TALLAHASSEE, Fla. -- At SEC media days last summer, someone asked Alabama head coach Nick Saban if he wears any of his four national championship rings.
"To me, it doesn't make any difference how many game-winning shots Michael Jordan made," Saban said. "The only one that matters is the next one. So there doesn't seem to be any purpose to me. I have them. They're there."
You put that championship in a velvet-lined box and store it in your closet. It has no effect on the future.
Florida State, which plays its Garnet and Gold Game on Saturday, will start next season as No. 1, just as the Seminoles ended last season. The Seminoles have 14 returning starters from the team that won the BCS National Championship three months ago. That includes the best player in the country, quarterback Jameis Winston, and the best defensive lineman in the country, end Mario Edwards Jr., and other talented players too numerous to mention.
Florida State must carry the expectations of a fan base and a college football nation that expects them to improve upon a perfect 14-0 record. That it is possible -- with the two-round playoff, the Seminoles could be the first team in modern history to go 15-0 -- doesn't make it any less daunting.
Jimbo Fisher is a graduate and espouser of the Nick Saban Institute of The Process. Fisher coached for Saban for seven seasons at LSU. The tenets that Saban preaches in the meeting room at Alabama -- smart choices and personal development, focus and discipline -- are heard from the pulpit at Florida State, too.
It would be only natural to assume that Fisher would consult the Sabanic Verses on the subject of following a national championship season. Not only has Alabama done so in three of the past four years, but LSU, with Saban as head coach and Fisher as his offensive coordinator, did so a decade ago.
Fisher knows what Saban believes. He coached it at LSU. And that's what convinced him that it's wrong.
"One of the things I wish we had done better then," Fisher said in his office recently, "was actually remember we were national champions. We were so focused to me on, 'Forget that. Don't get big-headed. Don't do that,' that I think you lost the aura and the confidence of winning the championship."

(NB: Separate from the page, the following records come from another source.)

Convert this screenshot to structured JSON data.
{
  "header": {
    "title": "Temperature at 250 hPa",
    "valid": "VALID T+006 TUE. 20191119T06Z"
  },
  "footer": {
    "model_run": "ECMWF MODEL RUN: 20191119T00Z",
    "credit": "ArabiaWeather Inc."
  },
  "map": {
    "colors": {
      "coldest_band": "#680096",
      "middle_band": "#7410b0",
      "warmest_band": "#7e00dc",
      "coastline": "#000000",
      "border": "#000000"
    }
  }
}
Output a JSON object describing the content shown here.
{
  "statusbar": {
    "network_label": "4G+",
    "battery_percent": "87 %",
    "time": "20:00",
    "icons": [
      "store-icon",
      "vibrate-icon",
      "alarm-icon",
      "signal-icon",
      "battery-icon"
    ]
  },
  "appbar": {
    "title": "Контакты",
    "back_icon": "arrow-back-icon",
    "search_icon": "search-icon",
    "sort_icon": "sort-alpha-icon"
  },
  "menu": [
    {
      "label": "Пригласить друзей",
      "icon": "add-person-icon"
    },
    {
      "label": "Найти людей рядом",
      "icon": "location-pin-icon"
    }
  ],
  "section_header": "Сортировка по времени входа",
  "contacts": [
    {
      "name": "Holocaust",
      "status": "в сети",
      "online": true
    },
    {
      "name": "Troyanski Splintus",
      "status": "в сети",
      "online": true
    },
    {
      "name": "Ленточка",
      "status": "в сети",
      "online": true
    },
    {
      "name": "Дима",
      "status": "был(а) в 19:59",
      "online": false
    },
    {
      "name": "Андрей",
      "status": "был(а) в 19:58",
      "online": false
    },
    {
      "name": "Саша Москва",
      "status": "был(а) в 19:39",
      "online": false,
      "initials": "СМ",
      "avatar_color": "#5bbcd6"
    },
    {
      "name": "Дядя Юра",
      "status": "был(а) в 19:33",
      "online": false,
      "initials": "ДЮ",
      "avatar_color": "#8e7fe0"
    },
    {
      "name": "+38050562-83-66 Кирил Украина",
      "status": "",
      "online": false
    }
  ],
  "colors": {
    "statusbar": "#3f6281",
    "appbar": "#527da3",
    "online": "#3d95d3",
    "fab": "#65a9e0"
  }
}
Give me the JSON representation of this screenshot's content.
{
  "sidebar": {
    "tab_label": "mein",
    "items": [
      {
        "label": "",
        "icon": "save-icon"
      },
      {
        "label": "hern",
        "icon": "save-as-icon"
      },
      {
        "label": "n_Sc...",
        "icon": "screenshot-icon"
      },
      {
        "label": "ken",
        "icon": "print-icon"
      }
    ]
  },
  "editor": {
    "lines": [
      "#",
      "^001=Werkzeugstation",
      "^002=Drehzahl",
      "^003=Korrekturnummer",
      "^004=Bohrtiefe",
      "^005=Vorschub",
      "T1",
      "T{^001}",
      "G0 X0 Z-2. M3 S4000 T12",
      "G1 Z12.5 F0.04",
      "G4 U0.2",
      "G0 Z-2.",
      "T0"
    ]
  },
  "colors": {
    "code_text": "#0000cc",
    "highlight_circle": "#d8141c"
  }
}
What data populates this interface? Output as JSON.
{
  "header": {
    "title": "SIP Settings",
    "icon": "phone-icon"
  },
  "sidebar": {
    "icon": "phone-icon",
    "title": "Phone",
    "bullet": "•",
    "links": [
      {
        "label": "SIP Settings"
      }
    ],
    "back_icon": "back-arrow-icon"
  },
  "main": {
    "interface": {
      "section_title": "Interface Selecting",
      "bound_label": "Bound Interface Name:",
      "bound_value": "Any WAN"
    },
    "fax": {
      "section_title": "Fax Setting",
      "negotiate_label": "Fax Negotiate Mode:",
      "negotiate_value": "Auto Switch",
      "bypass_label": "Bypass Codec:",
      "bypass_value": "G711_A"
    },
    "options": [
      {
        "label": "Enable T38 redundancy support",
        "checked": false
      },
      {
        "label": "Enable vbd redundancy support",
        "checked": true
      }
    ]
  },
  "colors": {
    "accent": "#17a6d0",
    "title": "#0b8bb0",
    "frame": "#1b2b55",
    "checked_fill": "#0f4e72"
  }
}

LSU began that 2004 season needing a miracle to defeat Oregon State 22-21 in overtime. After a 45-16 loss at Georgia, the Tigers fell to 3-2 and nearly out of the Top 25. Only then did LSU right itself, winning its last six regular-season games.
"There's a fine line to me between moving on," Fisher said, "but also trying to move on so much that you negated what you achieved, and forgot the confidence, or the level of what you accomplished to be able to benefit from that to progress to the next year. I think that was one thing after that championship, it was almost like a month later: 'Were we really national champions?'"
Fisher is determined that his team will not forget that they are national champions. During the offseason, he studied the video of the 2013 season. He didn't look for flaws. He looked for what the Seminoles did right.
"We spend so much time in this world talking about fixing the bad, and, 'Don't do this,'" Fisher said. "Wait a minute now. What did we do right? We did something right. And to me, that's what you want to do, repeat the consistency and be able to repeat that performance. Well, if you're always trying to fix what's wrong, you're concentrating on the negative.
"I tried to put as much or more time on, 'This is what we did right.' Now how do we embrace that and move on ... or tweak it just a hair, because the game changes all the time. And people change. We got a different team. But how can we learn from that to be able to repeat performance? Because that's what you have to, to be a champion, you have to keep repeating performance."
Fisher is no walking ray of sunshine, forgiving mistakes with a smile and a pat on the shoulder. To be a winning college football coach, you have to demand, to take young players where they don't know how to go. But Fisher carries a perspective unusual for a football coach. People who are close to him say that dealing with his son Ethan's life-threatening illness, a blood disorder called Fanconi anemia, has softened his hard edges.
In so many ways, Fisher coaches like Saban. Their schemes are similar. Like Saban at Alabama, Fisher is the voice and face and image of the program. Assistant coaches don't do interviews. The idea of Fisher's players embracing their success is a small difference, really, two sides of the same coin.
"We're not complacent," Edwards, the defensive end, said. "We're hunting for another one. The team that won last year has a one-year life span. We have to go get it this time."
The Garnet and Gold Game will be televised Saturday on ESPN. The reminders of Florida State's newest crystal football will be constant throughout a celebratory weekend. Fisher wants his Seminoles to be reminded of more than the result of their journey. He wants his team to remember how they arrived at the championship.